[Bitcoin-development] Coinbase reallocation to discourage Finney attacks

Mike Hearn mike at plan99.net
Wed Apr 23 19:19:24 UTC 2014


On Wed, Apr 23, 2014 at 8:57 PM, Gregory Maxwell <gmaxwell at gmail.com> wrote:

> Hm? I didn't think this is at all what they did.  What they claim to
> do is to prioritize transactions in their mempool from people who pay
> them
>

That's the definition of a Finney attack, right? A tx is broadcast and
nodes normally take the first one they saw, allowing you to measure
propagation and use double spend alerts to get pretty good confidence,
pretty quick. A Finney attacker doesn't do that and includes a double
spend, so the one in the mempool gets overridden.

I mean, I hope that's the definition of a Finney attack, given that I
coined the term :)


> I think we have very clear evidence that the Bitcoin community doesn't
> care if miners reorder transactions in their mempool to profitable
> ends: In https://bitcointalk.org/index.php?topic=327767.0 it's
> demonstrated that GHash.IO, currently the largest publicly identified
> pool was used to rip off Betcoin dice via double-spends.
>

Yes, very disappointing. Though I'd hope that if this sort of thing was
sustained over months and merchants started dropping Bitcoin as a result,
miners would pay more attention.

Right now I suspect miners don't pay attention to anything other than
hardware builds though.

Yes, Bitcoin is imperfect at stopping double spends today. It can certainly
be improved! There are plenty of oft-discussed measures like double spend
alerts and discouraging Finney-attack blocks as was debated extensively in
2011. This thread is just a third such proposal.
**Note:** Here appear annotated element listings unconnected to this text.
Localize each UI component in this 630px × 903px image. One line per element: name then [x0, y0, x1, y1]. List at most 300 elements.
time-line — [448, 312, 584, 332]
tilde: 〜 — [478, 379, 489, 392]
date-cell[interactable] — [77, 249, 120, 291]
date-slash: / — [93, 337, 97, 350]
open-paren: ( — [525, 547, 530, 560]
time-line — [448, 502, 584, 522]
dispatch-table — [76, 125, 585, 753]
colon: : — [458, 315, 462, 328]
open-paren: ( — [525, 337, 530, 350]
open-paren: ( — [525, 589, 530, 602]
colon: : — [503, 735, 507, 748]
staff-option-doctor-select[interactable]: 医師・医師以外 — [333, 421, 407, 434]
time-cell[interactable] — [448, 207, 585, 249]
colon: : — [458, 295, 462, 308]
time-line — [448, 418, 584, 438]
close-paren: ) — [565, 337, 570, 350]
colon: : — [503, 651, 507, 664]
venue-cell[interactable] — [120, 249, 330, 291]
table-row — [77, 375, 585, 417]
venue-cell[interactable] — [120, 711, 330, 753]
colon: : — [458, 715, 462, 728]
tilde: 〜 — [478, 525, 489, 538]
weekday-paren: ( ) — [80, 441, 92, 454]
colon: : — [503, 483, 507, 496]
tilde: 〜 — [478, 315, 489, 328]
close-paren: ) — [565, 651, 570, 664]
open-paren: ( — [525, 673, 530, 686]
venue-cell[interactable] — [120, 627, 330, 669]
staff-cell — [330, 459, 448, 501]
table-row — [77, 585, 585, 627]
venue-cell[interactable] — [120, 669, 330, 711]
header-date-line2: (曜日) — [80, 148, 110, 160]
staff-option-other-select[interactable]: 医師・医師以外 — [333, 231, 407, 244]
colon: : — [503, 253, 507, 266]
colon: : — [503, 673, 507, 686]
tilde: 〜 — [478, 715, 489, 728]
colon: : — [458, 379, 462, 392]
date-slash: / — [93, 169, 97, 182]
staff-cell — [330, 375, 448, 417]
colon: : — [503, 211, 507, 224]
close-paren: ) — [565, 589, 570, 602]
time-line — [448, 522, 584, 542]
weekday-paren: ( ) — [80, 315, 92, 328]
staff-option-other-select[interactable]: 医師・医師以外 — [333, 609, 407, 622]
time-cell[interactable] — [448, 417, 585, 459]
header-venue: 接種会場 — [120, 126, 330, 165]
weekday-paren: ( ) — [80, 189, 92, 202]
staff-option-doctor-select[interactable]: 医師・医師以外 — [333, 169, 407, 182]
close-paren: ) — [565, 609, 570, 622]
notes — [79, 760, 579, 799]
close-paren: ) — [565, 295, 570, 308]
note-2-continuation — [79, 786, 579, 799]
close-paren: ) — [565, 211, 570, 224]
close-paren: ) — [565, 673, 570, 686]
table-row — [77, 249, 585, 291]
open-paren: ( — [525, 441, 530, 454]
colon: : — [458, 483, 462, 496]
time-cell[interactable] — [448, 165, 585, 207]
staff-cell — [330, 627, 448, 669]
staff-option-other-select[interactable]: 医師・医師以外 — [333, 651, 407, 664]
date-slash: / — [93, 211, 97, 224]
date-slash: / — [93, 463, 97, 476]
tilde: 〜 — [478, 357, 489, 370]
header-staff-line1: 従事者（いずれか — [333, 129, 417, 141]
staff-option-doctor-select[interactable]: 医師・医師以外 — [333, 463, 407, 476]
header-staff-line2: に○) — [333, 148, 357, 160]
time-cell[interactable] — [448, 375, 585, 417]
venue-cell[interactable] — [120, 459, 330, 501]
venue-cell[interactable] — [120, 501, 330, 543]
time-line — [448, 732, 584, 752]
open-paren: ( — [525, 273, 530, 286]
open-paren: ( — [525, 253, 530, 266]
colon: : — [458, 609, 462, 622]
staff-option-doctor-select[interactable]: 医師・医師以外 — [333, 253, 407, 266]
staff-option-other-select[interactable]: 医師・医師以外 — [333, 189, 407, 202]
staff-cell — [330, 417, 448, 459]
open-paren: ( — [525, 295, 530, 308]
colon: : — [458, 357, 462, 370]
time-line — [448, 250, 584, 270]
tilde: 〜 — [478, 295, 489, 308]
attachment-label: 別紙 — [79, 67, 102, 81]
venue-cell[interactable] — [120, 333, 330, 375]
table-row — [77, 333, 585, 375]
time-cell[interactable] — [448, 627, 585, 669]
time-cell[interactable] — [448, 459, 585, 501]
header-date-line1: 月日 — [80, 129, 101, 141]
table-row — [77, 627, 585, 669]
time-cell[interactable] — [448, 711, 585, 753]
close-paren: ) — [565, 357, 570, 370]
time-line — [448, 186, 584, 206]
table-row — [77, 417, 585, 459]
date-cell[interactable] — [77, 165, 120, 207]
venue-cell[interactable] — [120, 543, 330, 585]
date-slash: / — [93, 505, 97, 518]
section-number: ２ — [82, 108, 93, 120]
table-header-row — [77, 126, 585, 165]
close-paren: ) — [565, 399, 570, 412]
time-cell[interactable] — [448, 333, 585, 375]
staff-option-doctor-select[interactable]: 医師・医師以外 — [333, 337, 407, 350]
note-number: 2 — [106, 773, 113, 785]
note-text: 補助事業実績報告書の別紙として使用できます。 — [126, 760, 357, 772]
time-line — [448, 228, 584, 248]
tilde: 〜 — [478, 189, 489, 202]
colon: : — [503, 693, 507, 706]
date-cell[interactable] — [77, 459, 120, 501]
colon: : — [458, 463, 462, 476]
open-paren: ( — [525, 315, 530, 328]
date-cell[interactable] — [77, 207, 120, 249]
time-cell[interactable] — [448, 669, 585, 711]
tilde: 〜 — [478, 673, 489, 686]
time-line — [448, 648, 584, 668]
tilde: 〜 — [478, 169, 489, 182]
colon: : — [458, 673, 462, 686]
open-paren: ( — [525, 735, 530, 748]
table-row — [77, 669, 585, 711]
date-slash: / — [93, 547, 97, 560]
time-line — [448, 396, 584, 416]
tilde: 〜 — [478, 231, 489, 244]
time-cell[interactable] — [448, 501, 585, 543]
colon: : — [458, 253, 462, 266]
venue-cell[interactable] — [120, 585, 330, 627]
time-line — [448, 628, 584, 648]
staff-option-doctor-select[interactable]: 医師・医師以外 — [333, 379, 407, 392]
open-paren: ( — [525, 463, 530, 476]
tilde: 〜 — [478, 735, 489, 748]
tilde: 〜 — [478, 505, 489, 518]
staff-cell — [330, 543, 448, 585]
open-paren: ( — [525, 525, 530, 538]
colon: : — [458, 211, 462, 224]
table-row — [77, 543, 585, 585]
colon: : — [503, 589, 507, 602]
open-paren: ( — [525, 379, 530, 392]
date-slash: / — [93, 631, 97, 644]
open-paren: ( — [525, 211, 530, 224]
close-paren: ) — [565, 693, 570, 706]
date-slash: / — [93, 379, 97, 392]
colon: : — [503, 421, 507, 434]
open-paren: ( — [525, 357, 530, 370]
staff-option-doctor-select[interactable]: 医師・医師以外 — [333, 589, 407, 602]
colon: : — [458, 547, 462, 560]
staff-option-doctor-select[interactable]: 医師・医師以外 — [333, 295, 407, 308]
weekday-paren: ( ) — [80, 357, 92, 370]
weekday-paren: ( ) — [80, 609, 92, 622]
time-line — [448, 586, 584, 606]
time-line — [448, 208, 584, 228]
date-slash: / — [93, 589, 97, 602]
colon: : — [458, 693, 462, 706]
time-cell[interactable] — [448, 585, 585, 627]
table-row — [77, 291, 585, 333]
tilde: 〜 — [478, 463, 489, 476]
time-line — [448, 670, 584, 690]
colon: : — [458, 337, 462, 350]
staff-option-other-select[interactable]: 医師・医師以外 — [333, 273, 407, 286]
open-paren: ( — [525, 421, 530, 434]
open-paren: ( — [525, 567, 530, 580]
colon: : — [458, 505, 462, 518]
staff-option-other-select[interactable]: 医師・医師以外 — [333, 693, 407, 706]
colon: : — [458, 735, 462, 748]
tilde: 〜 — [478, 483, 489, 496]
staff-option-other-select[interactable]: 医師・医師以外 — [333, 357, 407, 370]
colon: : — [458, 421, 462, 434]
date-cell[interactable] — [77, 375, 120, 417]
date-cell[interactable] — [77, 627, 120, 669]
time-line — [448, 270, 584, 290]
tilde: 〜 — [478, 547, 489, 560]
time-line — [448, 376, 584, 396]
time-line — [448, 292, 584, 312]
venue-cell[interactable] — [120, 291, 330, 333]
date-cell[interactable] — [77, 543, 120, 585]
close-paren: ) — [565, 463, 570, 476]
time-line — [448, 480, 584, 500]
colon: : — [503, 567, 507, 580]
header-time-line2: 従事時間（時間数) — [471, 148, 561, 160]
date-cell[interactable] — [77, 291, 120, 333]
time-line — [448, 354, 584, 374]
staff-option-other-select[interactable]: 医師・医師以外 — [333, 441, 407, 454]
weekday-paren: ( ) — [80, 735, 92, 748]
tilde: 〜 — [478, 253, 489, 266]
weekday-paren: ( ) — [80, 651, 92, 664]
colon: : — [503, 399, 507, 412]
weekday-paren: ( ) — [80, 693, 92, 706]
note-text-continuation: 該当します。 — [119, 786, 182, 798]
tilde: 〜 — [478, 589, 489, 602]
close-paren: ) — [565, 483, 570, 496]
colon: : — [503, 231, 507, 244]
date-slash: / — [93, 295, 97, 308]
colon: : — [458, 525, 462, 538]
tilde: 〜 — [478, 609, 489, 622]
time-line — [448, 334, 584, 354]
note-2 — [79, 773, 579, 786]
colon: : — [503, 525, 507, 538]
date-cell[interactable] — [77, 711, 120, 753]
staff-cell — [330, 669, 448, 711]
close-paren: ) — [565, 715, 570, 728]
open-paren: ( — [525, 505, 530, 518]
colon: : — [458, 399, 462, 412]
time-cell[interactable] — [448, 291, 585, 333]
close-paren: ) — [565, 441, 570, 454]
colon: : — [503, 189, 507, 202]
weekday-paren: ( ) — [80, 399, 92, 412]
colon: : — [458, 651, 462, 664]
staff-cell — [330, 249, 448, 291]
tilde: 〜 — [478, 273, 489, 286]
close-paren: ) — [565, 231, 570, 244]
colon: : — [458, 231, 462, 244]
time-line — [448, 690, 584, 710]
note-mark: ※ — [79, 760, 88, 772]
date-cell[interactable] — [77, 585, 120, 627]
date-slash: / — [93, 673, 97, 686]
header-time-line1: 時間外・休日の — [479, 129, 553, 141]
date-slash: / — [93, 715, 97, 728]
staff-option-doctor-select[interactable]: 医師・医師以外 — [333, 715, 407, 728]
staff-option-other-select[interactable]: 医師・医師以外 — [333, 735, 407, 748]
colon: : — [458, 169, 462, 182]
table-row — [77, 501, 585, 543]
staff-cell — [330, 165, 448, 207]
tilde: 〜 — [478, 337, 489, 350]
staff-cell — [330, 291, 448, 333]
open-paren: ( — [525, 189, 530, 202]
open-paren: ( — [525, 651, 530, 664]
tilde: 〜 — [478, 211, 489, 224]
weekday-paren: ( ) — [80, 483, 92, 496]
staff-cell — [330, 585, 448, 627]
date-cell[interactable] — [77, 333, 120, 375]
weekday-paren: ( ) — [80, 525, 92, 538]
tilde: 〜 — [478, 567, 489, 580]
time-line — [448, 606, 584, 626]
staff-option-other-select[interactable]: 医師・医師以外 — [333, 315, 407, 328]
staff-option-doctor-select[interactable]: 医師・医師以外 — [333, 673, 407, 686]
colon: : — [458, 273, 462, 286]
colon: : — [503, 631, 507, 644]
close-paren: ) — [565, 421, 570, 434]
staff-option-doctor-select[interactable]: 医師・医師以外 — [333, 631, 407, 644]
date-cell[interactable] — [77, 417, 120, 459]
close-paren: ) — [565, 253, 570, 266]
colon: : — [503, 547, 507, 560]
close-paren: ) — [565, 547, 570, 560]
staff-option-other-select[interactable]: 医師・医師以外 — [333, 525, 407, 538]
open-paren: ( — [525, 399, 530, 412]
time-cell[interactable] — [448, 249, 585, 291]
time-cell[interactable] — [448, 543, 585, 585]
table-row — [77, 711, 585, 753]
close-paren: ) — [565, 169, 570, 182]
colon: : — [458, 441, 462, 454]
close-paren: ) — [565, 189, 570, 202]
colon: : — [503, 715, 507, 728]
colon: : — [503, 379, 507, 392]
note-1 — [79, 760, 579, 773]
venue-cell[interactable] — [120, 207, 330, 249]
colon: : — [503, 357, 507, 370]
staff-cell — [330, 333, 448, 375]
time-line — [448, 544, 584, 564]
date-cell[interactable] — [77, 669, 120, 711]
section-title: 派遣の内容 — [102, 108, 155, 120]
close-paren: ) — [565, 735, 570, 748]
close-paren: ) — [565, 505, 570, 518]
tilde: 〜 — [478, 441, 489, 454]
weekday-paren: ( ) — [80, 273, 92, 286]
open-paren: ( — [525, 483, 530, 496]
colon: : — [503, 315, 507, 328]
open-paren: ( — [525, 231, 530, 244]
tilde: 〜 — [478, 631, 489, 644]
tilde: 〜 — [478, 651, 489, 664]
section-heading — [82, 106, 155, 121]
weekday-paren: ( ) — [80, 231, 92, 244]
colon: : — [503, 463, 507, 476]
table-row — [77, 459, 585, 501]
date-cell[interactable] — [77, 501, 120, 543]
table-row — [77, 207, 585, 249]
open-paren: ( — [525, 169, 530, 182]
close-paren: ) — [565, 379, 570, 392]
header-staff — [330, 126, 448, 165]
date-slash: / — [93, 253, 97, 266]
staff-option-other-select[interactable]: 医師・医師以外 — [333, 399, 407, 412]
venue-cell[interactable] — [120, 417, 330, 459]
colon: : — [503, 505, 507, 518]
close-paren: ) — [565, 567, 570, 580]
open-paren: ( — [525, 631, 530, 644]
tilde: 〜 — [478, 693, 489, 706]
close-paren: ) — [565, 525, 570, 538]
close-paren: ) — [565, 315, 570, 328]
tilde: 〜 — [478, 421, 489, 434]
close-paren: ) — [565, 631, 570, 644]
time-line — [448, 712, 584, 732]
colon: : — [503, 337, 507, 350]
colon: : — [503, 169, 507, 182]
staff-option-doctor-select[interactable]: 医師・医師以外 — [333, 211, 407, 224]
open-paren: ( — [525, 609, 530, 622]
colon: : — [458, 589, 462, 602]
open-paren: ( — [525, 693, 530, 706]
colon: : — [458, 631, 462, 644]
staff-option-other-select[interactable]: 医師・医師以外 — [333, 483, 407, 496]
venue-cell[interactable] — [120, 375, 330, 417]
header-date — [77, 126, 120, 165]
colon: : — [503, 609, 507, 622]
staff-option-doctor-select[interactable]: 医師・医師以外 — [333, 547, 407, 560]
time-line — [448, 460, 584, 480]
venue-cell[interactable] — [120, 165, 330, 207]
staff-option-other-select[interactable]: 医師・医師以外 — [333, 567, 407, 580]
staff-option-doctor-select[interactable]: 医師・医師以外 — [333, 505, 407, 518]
More importantly, it's possible to deploy technological approaches to
> make zero-conf very secure against reversal: Things like performing
> multi-sig with a anti-double-spending system
>

These sorts of proposals are all just ways of saying block chains kind of
suck and we should go back to using trusted third parties.

That may well be how the Bitcoin experiment ends, but I think we all agree
here that block chains and decentralised consensus are quite spiffy and we
should try hard to make them work as well as possible before just shrugging
and say "find a trusted third party". Otherwise why not just go back to
using MasterCard? Any TTP that enforces anti double spending rules will be
a lot more centralised than miners, given the difficulty of finding them,
their need for a strong brand/reputation, and the difficulty of getting
everyone to agree on them.

Not to mention that this solution makes Bitcoin sound like a joke currency.
It's a super duper low fee totally decentralised financial system .....
unless you want to buy something in, you know, a shop. And walk out. Then
you need to sign up with this company that looks suspiciously like a bank,
and pay their fees, and yeah there's like 3 to pick from. Totally
decentralised!


> Doubly so because a 'nasty' party with non-trivial hash-power can
> doublespend their own transactions
>

If a miner is vertically integrated and defrauding merchants themselves,
with no service component, pretty quickly people would talk to each other,
notice this pattern and stop trading with them, making their coins rather
useless. Also if their real identity is ever revealed they could be liable
and there'd be a lot of people wanting to sue them.

So I think the ability to resell double spending to lots of different
people around the world seems important to practicality.